ASP. NET-use integrated Windows Authentication

When writing a web application, identity authentication is often a tedious task. For an Intranet site, we only need to authorize it as an internal user, it is unnecessary to write your own identity authentication.

ASP. NET can work with IIS to authenticate users based on Windows2000 or Windows2003. The ASP. NET execution engine can also be configured to simulate this authentication.

The following example shows how to use integrated windows Identity Authentication in ASP. NET.

1. Create a new web project: sample1, and confirm the Authentication mode = "Windows" in the web. config file"

2. Create a label under webform1 and name it labelusername

Compile the following code in the background page_load event:

This. labelusername. Text = "your login name:" + this. User. Identity. Name;

After running, the result is: your login name:, but no name is displayed, because IIS does not configure integrated windows identity authentication.
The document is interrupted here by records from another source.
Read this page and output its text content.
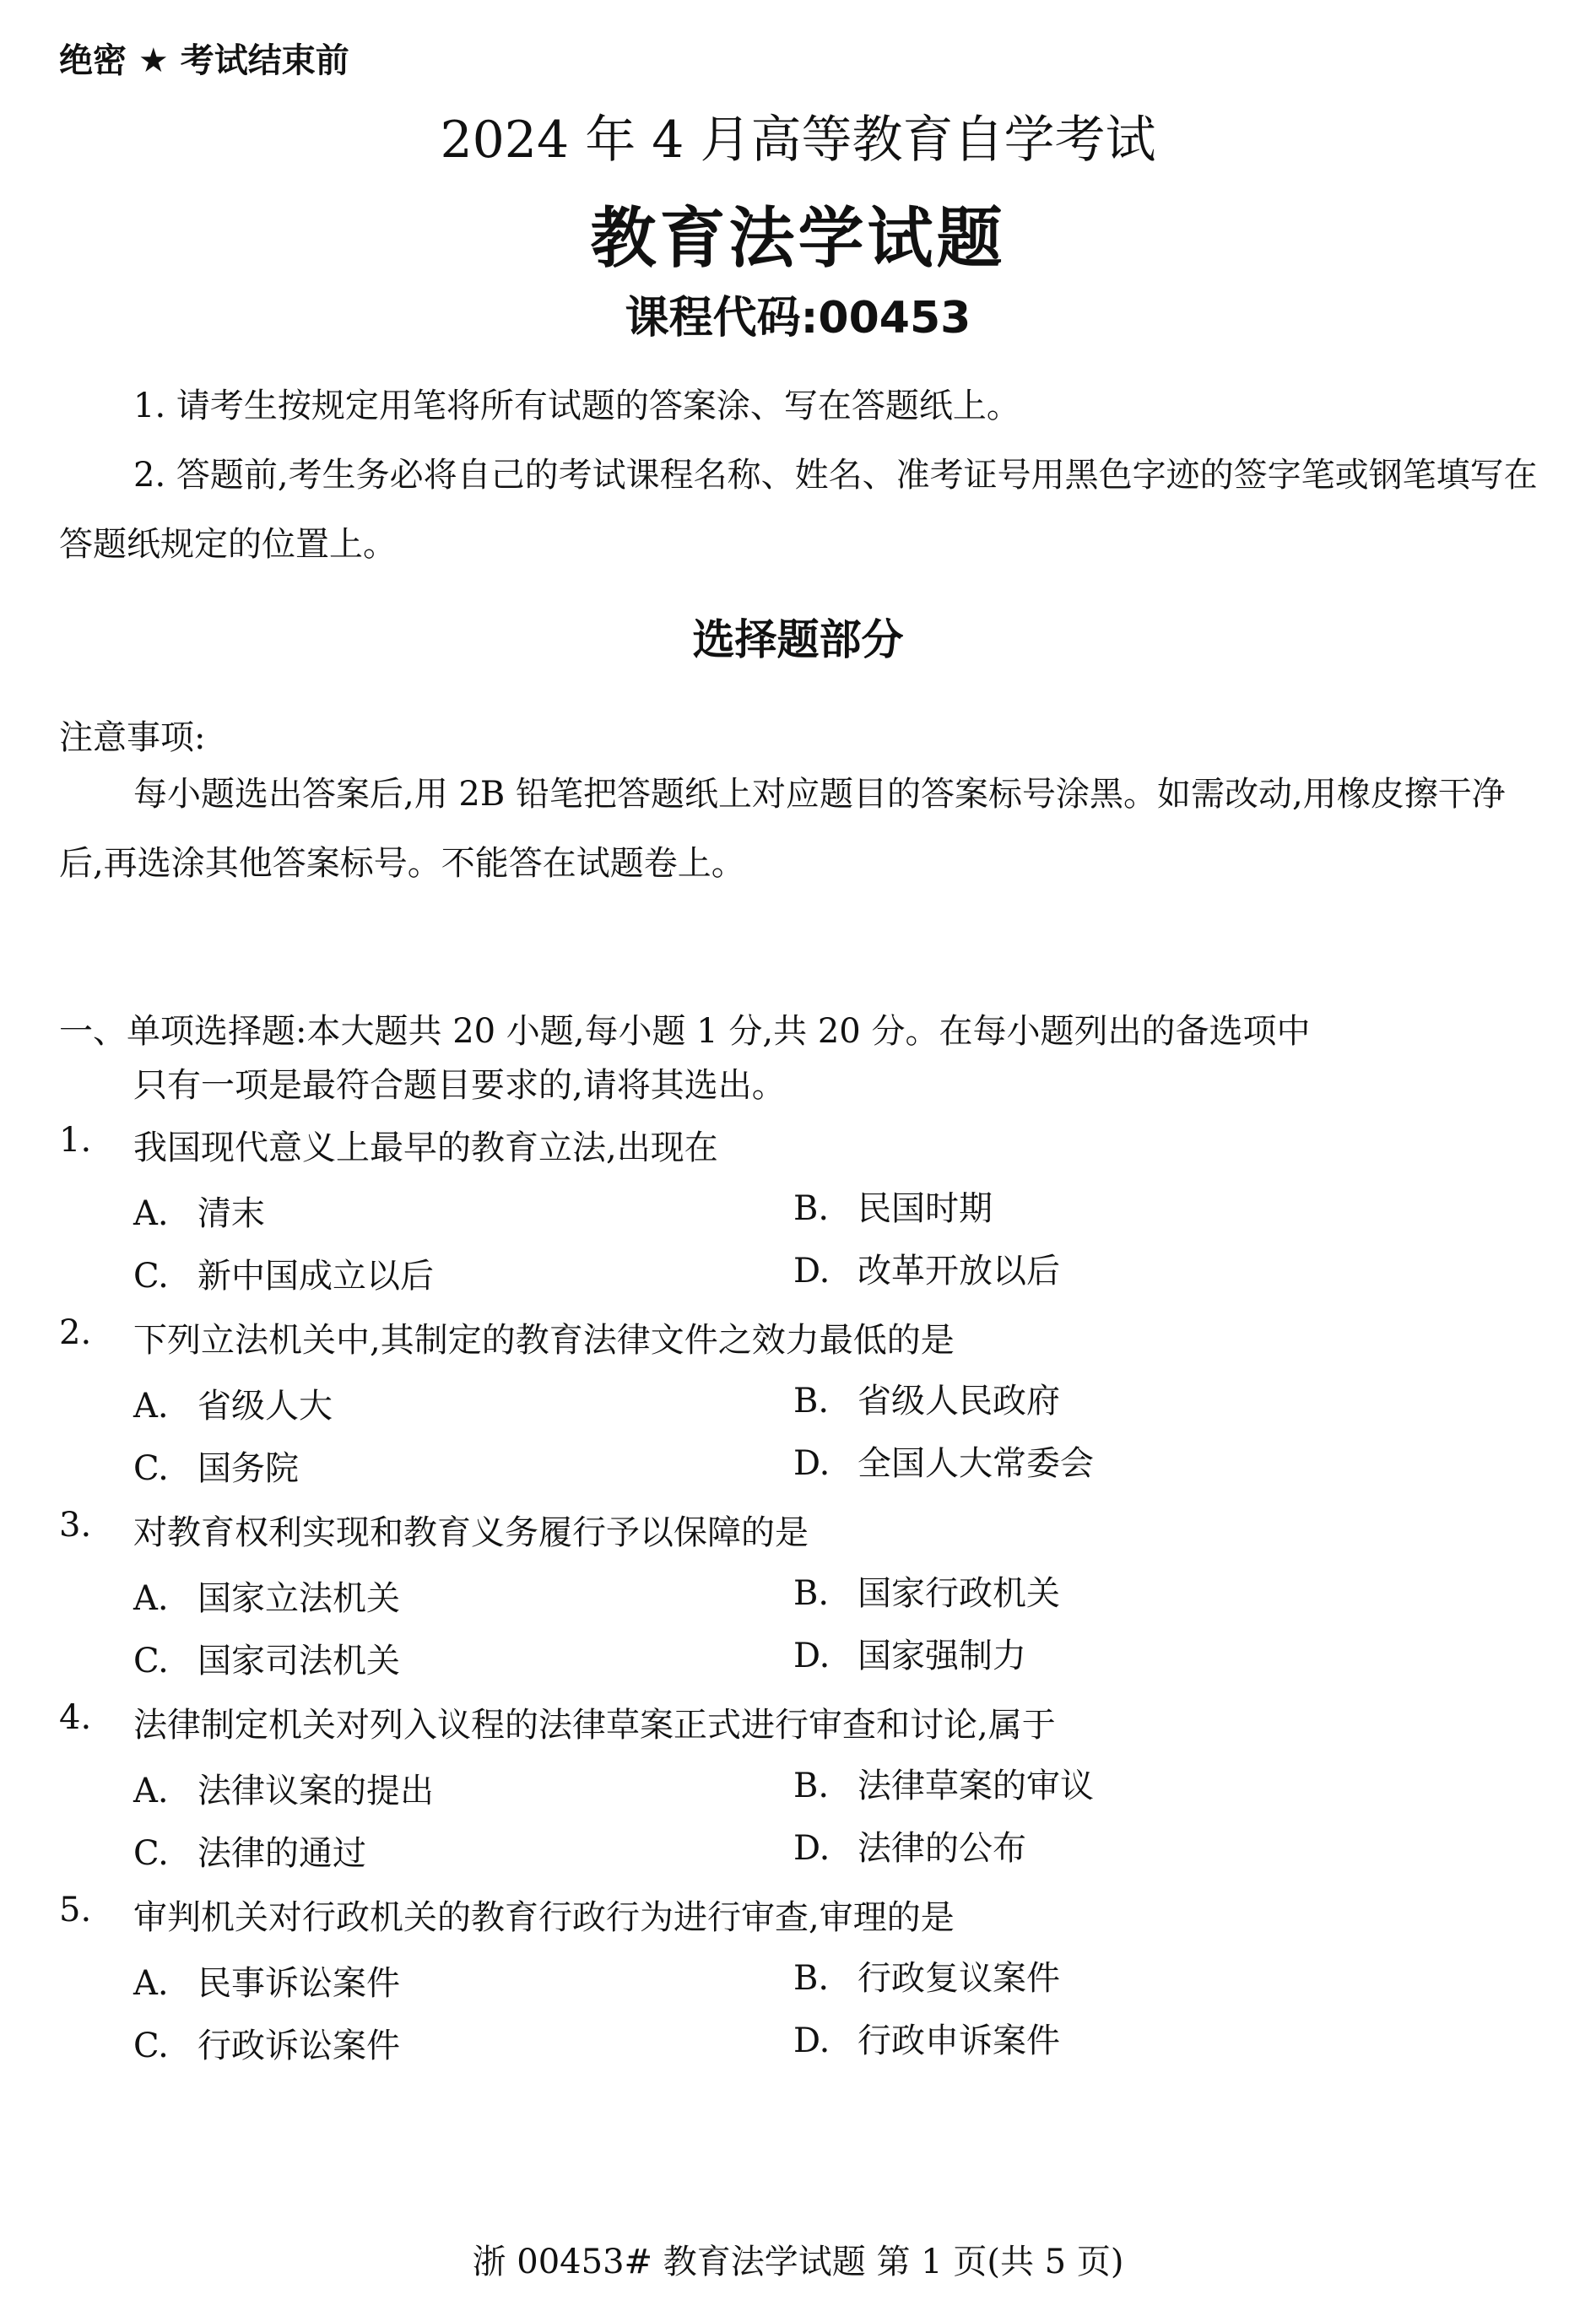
绝密 ★ 考试结束前
2024 年 4 月高等教育自学考试
教育法学试题
课程代码:00453

1. 请考生按规定用笔将所有试题的答案涂、写在答题纸上。

2. 答题前,考生务必将自己的考试课程名称、姓名、准考证号用黑色字迹的签字笔或钢笔填写在答题纸规定的位置上。

选择题部分
注意事项:

每小题选出答案后,用 2B 铅笔把答题纸上对应题目的答案标号涂黑。如需改动,用橡皮擦干净后,再选涂其他答案标号。不能答在试题卷上。

一、单项选择题:本大题共 20 小题,每小题 1 分,共 20 分。在每小题列出的备选项中
只有一项是最符合题目要求的,请将其选出。
1. 我国现代意义上最早的教育立法,出现在
A. 清末	B. 民国时期
C. 新中国成立以后	D. 改革开放以后
2. 下列立法机关中,其制定的教育法律文件之效力最低的是
A. 省级人大	B. 省级人民政府
C. 国务院	D. 全国人大常委会
3. 对教育权利实现和教育义务履行予以保障的是
A. 国家立法机关	B. 国家行政机关
C. 国家司法机关	D. 国家强制力
4. 法律制定机关对列入议程的法律草案正式进行审查和讨论,属于
A. 法律议案的提出	B. 法律草案的审议
C. 法律的通过	D. 法律的公布
5. 审判机关对行政机关的教育行政行为进行审查,审理的是
A. 民事诉讼案件	B. 行政复议案件
C. 行政诉讼案件	D. 行政申诉案件
浙 00453# 教育法学试题 第 1 页(共 5 页)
3. To enable IIS to support Windows identity authentication, You need to configure the Directory Security Attribute of your site,

1. Cancel Anonymous Access
2. Set windows Integrated Identity Authentication.

Run the command again and get the result: your login name: domain1/user1. At this time, as long as the account in the same domain has the permission to access this page. But sometimes, you only need to grant permissions to one or several groups of users. How can this problem be set?

4. Configure allow and deny

<Configuration>
<System. Web>
<Authorization>
<Allow roles = "domainname/managers"/>
<Deny users = "*"/>
</Authorization>
</System. Web>
</Configuration>

In this way, only some groups in the domain can be accessed. This authentication method is very useful for Intranet web programs.